A Pérola do Norte ou Cidade Bandeira, como também é conhecida, também foi o primeiro lugar onde se experimentou um protesto contra o Castrismo . Foi em 6 de junho de 1962 e é conhecido como Protesto das Calderas. A manifestação, realizada principalmente por donas de casa que gritavam “queremos comida” e “estamos com fome”, teve seu gatilho na implementação da caderneta de racionamento. Um ano depois, em 18 de junho, Fidel Castro apareceu na cidade durante o comissionamento de 17 novos barcos construídos em seus estaleiros. No discurso ele disse: “E é bom dizer ao lumpen de Cárdenas e ao burguês de Cárdenas: quando você vir a barba do seu vizinho queimando, coloque a sua de molho. Paciência, tempo é o que a Revolução precisa, que superará todos os obstáculos, resolverá tudo, liquidará os privilégios e as injustiças que permanecem e os vícios que permanecem.” Com estas palavras o ditador enviou uma mensagem de intimidação a todo o povo.
O protesto marcou a identidade dos cardenenses. Tornou-se comum comentar o acontecimento com certo orgulho, o fato de o povo ter saído para protestar contra Fidel, algo muito incomum naquela época . Os comunistas se referiam a Cárdenas como “uma cidade de vermes”.
Tantos anos depois desse acontecimento, o povo de Cárdenas ainda é uma população desconfortável para o Governo. Isto foi demonstrado no dia 11 de janeiro, sendo um dos pontos do país onde as pessoas protestaram mais fortemente. E tinham motivos de sobra porque, além da aguda crise econômica, Cárdenas foi o epicentro do coronavírus em Cuba durante o pico da pandemia. Não havia família sem infecções. Tanto que o hospital recebeu pacientes até desabar e as pessoas dormirem com soros intravenosos e oxigênio em seu estacionamento.
O jornalista de Cárdenas, Orelvys Cabrera, em um texto escrito no ano passado para a Hypermedia Magazine, relata que naquela época um vizinho de seu bairro subiu em cima do seu distintivo e disse: “Mentiras, mentirosos, são mentirosos, tudo o que falam na televisão é mentira, porque venho de um centro de isolamento e muitas pessoas morreram na minha frente sem atendimento médico. Eles não relataram nenhum desses casos no espaço de Durán na televisão.”
Um cardenense que prefere permanecer anônimo, oferece sua opinião sobre o caráter rebelde de sua cidade: “Aqui já se voltou contra o sistema desde muito antes. As coisas sempre aconteciam, nas décadas de 80 e 90, quando no resto do país todo mundo era cordeiro. Mas as coisas também melhoraram, porque as pessoas agora veem que isto não tem solução e não desperdiçam a sua energia em rebelião. Para que te peguem na prisão e nada aconteça? Antes, muitos cartazes foram colocados, de ‘Patria y Vida’ principalmente. Mas agora todos estão focados em ganhar dinheiro e ficar ricos.”

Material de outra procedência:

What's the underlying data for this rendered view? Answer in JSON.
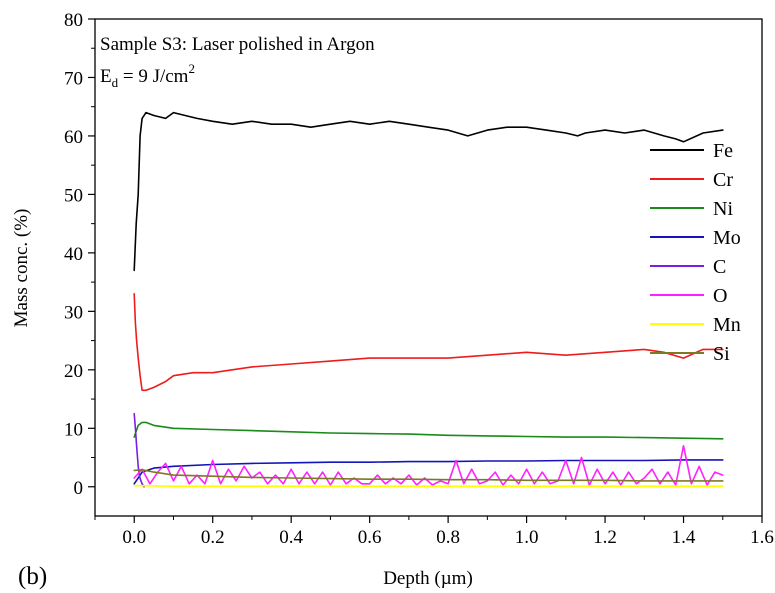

“Mesmo assim, as coisas ainda acontecem. Lembro que no ano passado faltou energia em todo o país, aqui no dia seguinte mobilizaram as forças especiais e percorreram a cidade inteira com as sirenes, como se dissesse: ‘nem se faça de louco’.
Sobre o caráter incomum dos apagões, outro cardenense comenta: “Quando cortam a energia, eles sempre colocam antes de escurecer. Acontece que aqui tem um monte de lojas que tem vidro que cai com pedra. Nas últimas vezes que cortaram a energia, no bairro Fructuoso, as pessoas saíram às ruas furiosas. Agora, na verdade, eles cortam um pouco de madrugada, numa hora em que todo mundo está dormindo e ninguém vai protestar.”